This morning S&P announced that the outlook on UK’s long term sovereign credit rating was put on negative outlook. It’s important to stress that a change in rating outlook does not mean that a downgrade to AA is inevitable, but obviously the risk has increased (S&P say the chance is “one in three”). The primary reason for the change was that the “UK’s net general government debt may approach 100% of GDP and remain near that level in the medium term”. 10 year gilt yields initially spiked 13 basis points on the news, but have since recovered most of the lost ground.
In truth it’s a bit of a surprise that people were surprised. Firstly, it’s been clear for some time that the UK’s government debt is approaching 100% of GDP. Indeed the OECD were saying this back in March, as can be seen in the second chart in a recent comment on this blog (see here).
Secondly, as we wrote in October last year and more recently this February, the credit derivatives market has long been saying that the risk of default on the UK is broadly in line with an AA rated sovereign rather than an AAA rated one. This chart (data as at the end of yesterday) shows the 5 year CDS on a range of European sovereigns, and as you can see the premium for insuring against the risk of default on Germany and France (both rated AAA) has been considerably lower than the premium for the UK for quite a while. Since the end of last year, the implied risk of default on the UK has been more in line with AA rated issuers such as Belgium, Portugal and Spain. (Note that if the credit derivative market is anything to go by, Switzerland and particularly Austria may soon find their AAA rating under threat too).

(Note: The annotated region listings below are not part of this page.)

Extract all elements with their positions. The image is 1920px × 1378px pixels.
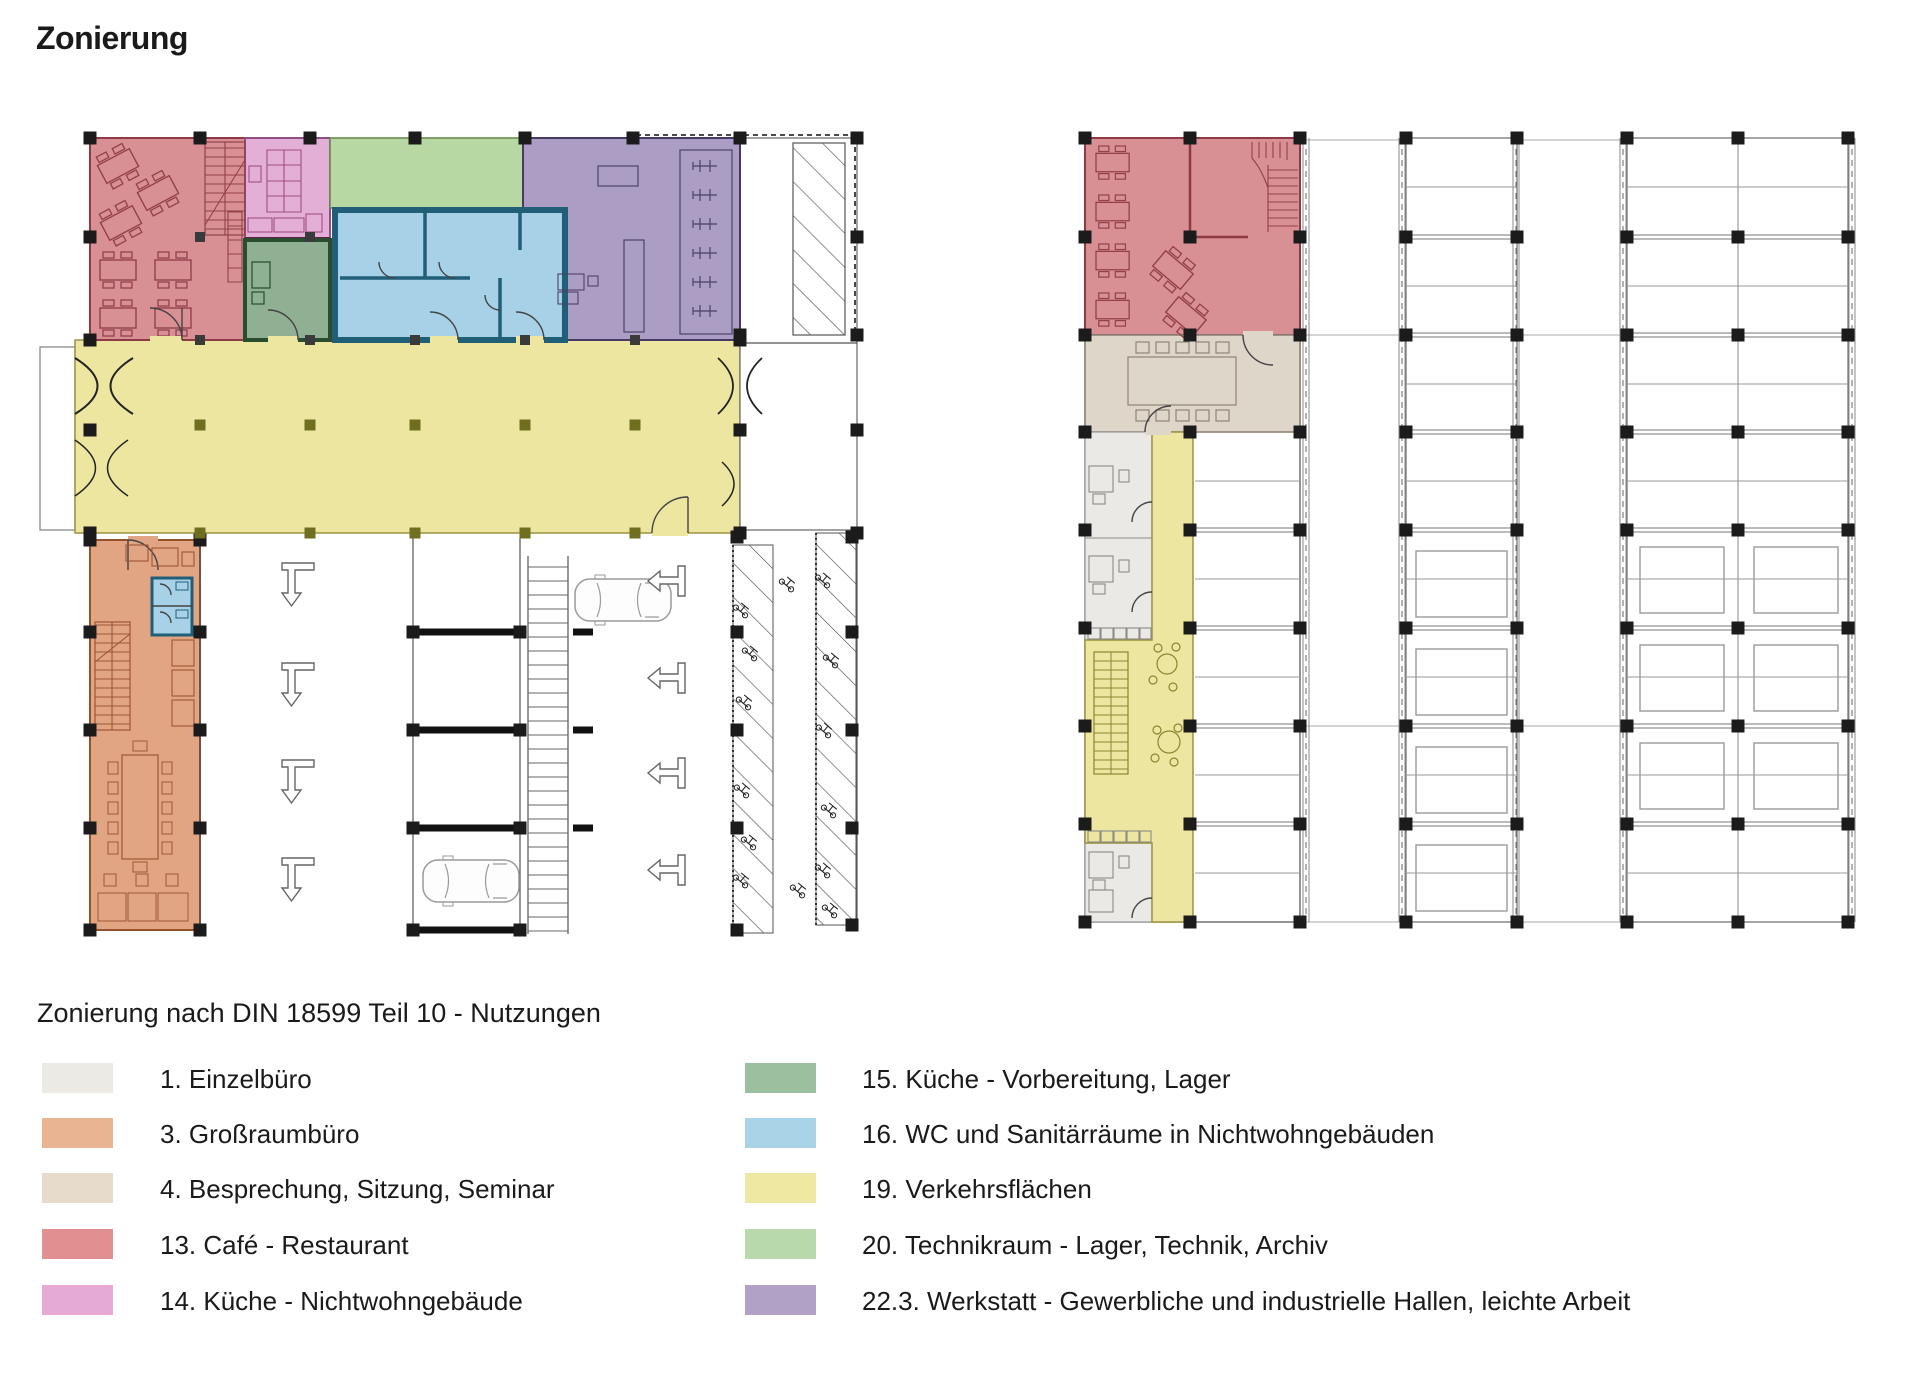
- legend-swatch-kueche-vorbereitung: [745, 1063, 816, 1093]
- zone-kueche-vorbereitung: [245, 240, 330, 340]
- zone-kueche-nichtwohngebaeude: [245, 138, 330, 240]
- legend-swatch-werkstatt: [745, 1285, 816, 1315]
- legend-swatch-grossraumbuero: [42, 1118, 113, 1148]
- page-title: Zonierung: [36, 20, 188, 57]
- zone-technikraum: [330, 138, 523, 208]
- zone-besprechung: [1085, 335, 1300, 432]
- zone-verkehrsflaechen-left: [75, 340, 740, 533]
- legend-swatch-verkehrsflaechen: [745, 1173, 816, 1203]
- zoning-page: Zonierung: [0, 0, 1920, 1378]
- legend-swatch-einzelbuero: [42, 1063, 113, 1093]
- legend-swatch-wc: [745, 1118, 816, 1148]
- legend-swatch-besprechung: [42, 1173, 113, 1203]
- upper-floor-plan: [1078, 126, 1868, 938]
- parking-area: [200, 533, 857, 934]
- legend-swatch-cafe: [42, 1229, 113, 1259]
- ground-floor-plan: [30, 120, 870, 945]
- legend-swatch-technikraum: [745, 1229, 816, 1259]
- legend-swatch-kueche-nwg: [42, 1285, 113, 1315]
- legend-title: Zonierung nach DIN 18599 Teil 10 - Nutzu…: [37, 998, 601, 1029]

So does it matter if the UK does eventually get downgraded to AA? Judging by this morning’s very successful UK government bond issue, not much. The UK’s Debt Management Office issued £5bn of UK gilts maturing in 2014, and the issue attracted bids for 2.6 times the amount offered. This was impressive considering that, as RBC have pointed out, it was the biggest ever nominal amount of bonds sold in a single operation. Also, a credit rating downgrade doesn’t necessarily mean government bond yields will rise – Moody’s downgraded Japan to A2 in June 2002, which was lower than the credit rating of Botswana at the time, and that didn’t stop 10 year Japanese government bond yields getting to 0.4% in May 2003. And lastly, what do the credit rating agencies know anyway – as we’ve previously documented on this blog (see here), Moody’s rated Iceland Aaa until May 2008.